Russland schließt Verträge mit Aserbaidschan
Im stetigen Konkurrenzkampf um die Gasquellen der Zukunft zwischen Nabucco und Russland kann der Kreml wieder einen Erfolg vermelden. Nach russischen Medienberichten haben Russland und Aserbaidschan einen Liefervertrag abgeschlossen. Gas aus Aserbaidschan soll vom größten Gasfeld des Landes, Schah Denis, nach Russland verkauft werden. Um diese Gasreserven hatten sich auch die USA und die EU beim aserbaidschanischen Präsidenten Ilham Alijew bemüht. Die Einzelheiten des Liefervertrages wurden zunächst nicht bekannt. Der zuständige EU-Energiekommissar Andris Piebalgs erklärte, die russische Pipeline Southstream, die mit dem Gas aus Aserbaidschan befüllt werden könnte, stelle keine Gefahr für die Nabucco-Pipeline dar. Die beiden Systeme, die beide über Bulgarien bis nach Österreich geführt werden sollen, würden sich keine Konkurrenz machen.
NABUCCO startet Mitte Juli in Ankara
Energiekommissar Piebalgs kündigte an, dass die zwischenstaatliche Vereinbarung für den offiziellen Start von Nabucco Mitte Juli in der türkischen Hauptstadt Ankara unterzeichnet werden sollen.

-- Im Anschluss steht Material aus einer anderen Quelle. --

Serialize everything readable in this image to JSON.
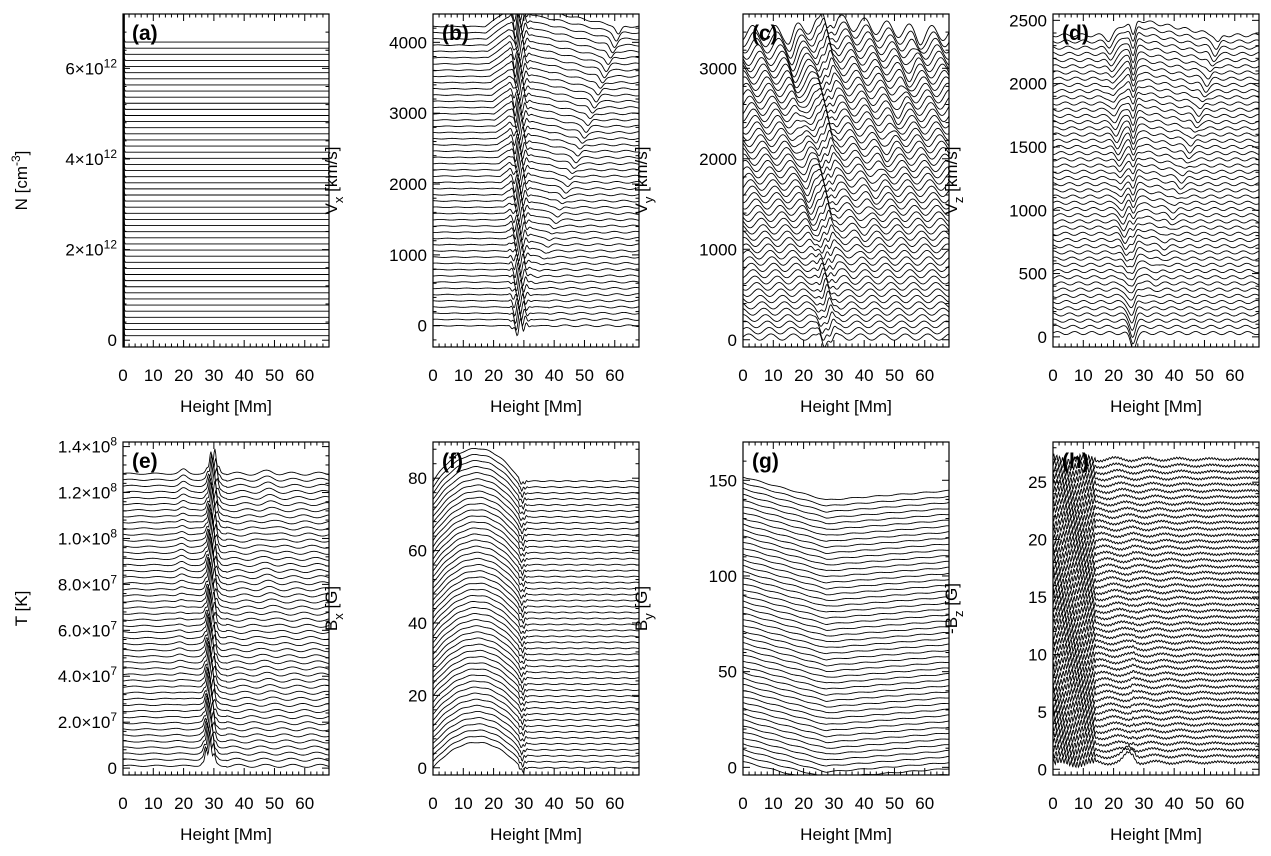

Österreich, Ungarn, Rumänien und Bulgarien wollen mit dem EU-Beitrittskandidaten Türkei entsprechende Verträge unterzeichnen. Die Türkei ist das wichtigste Transitland für die Gaspipeline Nabucco, die bis 2013 fertig sein soll. Die Türkei erhofft sich von ihrem Teilnahme an Nabucco auch neuen Schwung für die stockenden Beitrittsgespräche mit der Europäischen Union.
Insgesamt soll die über 3000 Kilometer lange Pipeline neun Miliarden Euro kosten, davon übernimmt die EU-Kommission rund 250 Millionen Euro. Langfristig soll Nabucco 31 Milliarden Kubikmeter Gas jährlich nach Europa pumpen. Anfangs werden 10 Milliarden Kubikmeter gebraucht. Noch ist das Nabucco-Konsortium auf der Suche nach potenten Lieferanten.